In this respect there are some further facts to be referred to. As mentioned, the appellant was not represented before the Tribunal. Notwithstanding the language which the Tribunal used in relation to the course of the proceedings, a reading of the transcript before the Tribunal leaves one in a state of uncertainty whether she intended herself to give oral evidence about the matters in the documents of which she complained and whether she was seeking to have the persons who made the affidavits and statements called before the Tribunal for the purposes of testing what they had said. Nothing is specifically said about these matters, but it is conceivable that the hearing before the Tribunal went as it did because of the preliminary questions whether the documents were documents of the respondent and whether the statements in them related to the appellant's personal affairs. If these questions had not been answered adversely to the appellant, it may be that the course of the hearing before the Tribunal would have been different. It emerged from what the appellant said to us during the hearing of the appeal that, when the matter goes back to the Tribunal, she does wish to cross-examine the persons responsible for the affidavits and statements and to give evidence herself about the matters contained in them. A difficulty will be the availability of the makers of the affidavits and statements. So much time has elapsed since 1982 when the matter first arose that it seems unlikely that witnesses will now be available. In this respect it should be noted that at the time the matter was before the Tribunal in 1988 it was informed that the maker of one of the two statements had emphatically refused to have his statement amended. Furthermore, two of the other witnesses had then retired from the employment of the respondent and were no longer in touch with it.

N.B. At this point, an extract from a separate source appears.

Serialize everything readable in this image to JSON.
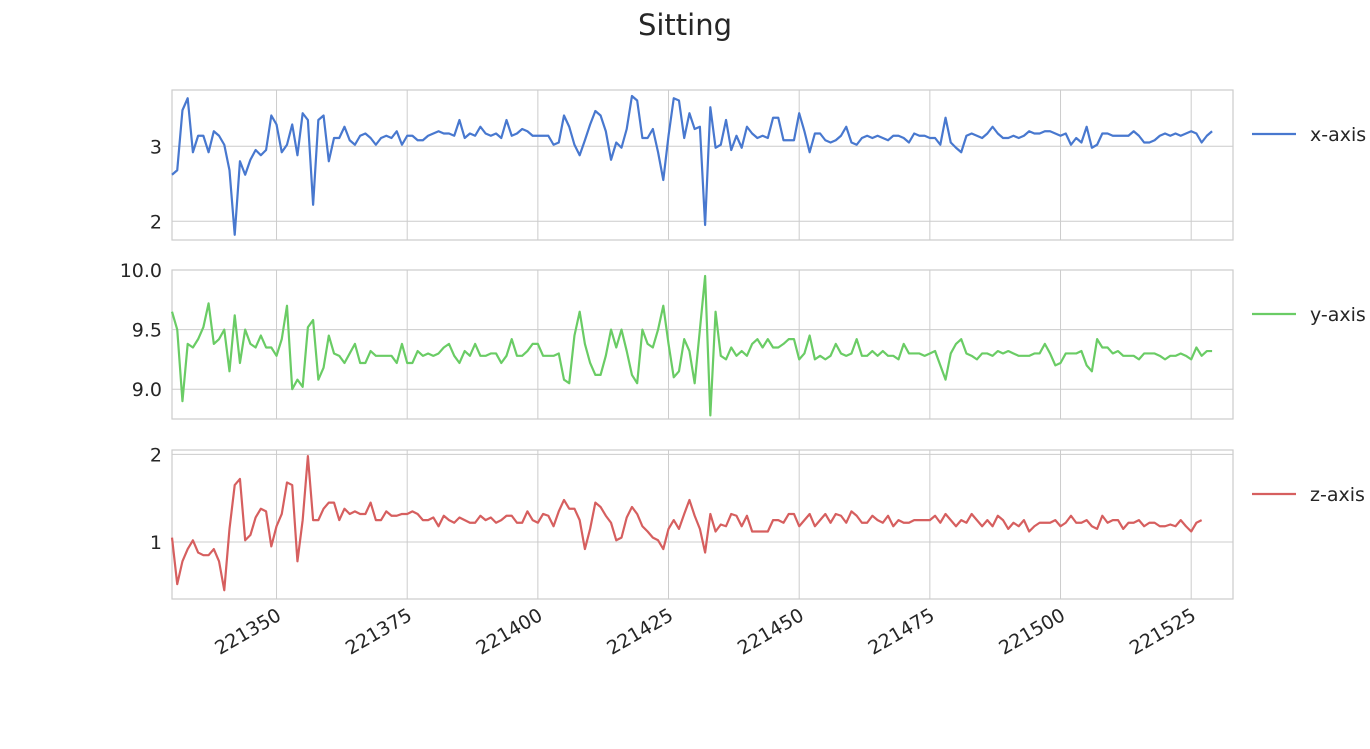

The hearing being a fresh hearing, it will be a matter for the appellant how her own case is conducted. The fact that she may have decided not to lead oral evidence at the previous hearing will not prevent her doing so when the matter is heard again. It would seem wrong to us to speculate on whether the practical difficulties occasioned by the passing of so much time, the frailty of human recollection and the difficulty of obtaining the attendance of witnesses may provide such an obstacle that they themselves will prevent the appellant from succeeding. But it is open to her to endeavour to persuade the Tribunal that she is correct in what she says and to seek from it the substitution of the amendment of the record for which s.48 provides. In those circumstances it seems to us that his Honour fell into error in concluding that the only relief which the appellant could obtain was the addition of a notation to the effect that she herself claimed that what the witnesses had said was incorrect. It follows that his Honour's discretion miscarried. The order made by him that there be no order as to costs should be set aside and there should be substituted an order that the respondent pay the appellant's costs of the hearing before him. The appellant should also have her costs of the appeal although, because she appeared in person, they may be nominal only.
Before concluding, we make it clear that nothing we have said is intended to cut across what his Honour decided about "personal affairs". The meaning of that expression was not a matter which arose for consideration in the appeal to us and we express no opinion about it. The question whether the affidavits and statements in question relate in whole or in part to the appellant's personal affairs remains an open one. When the matter is reheard, the Tribunal, applying the test propounded in the judgment of the primary Judge, will need to be satisfied that they do. If they do not, that, subject to the operation of s.51 of the Act, will be the end of the matter.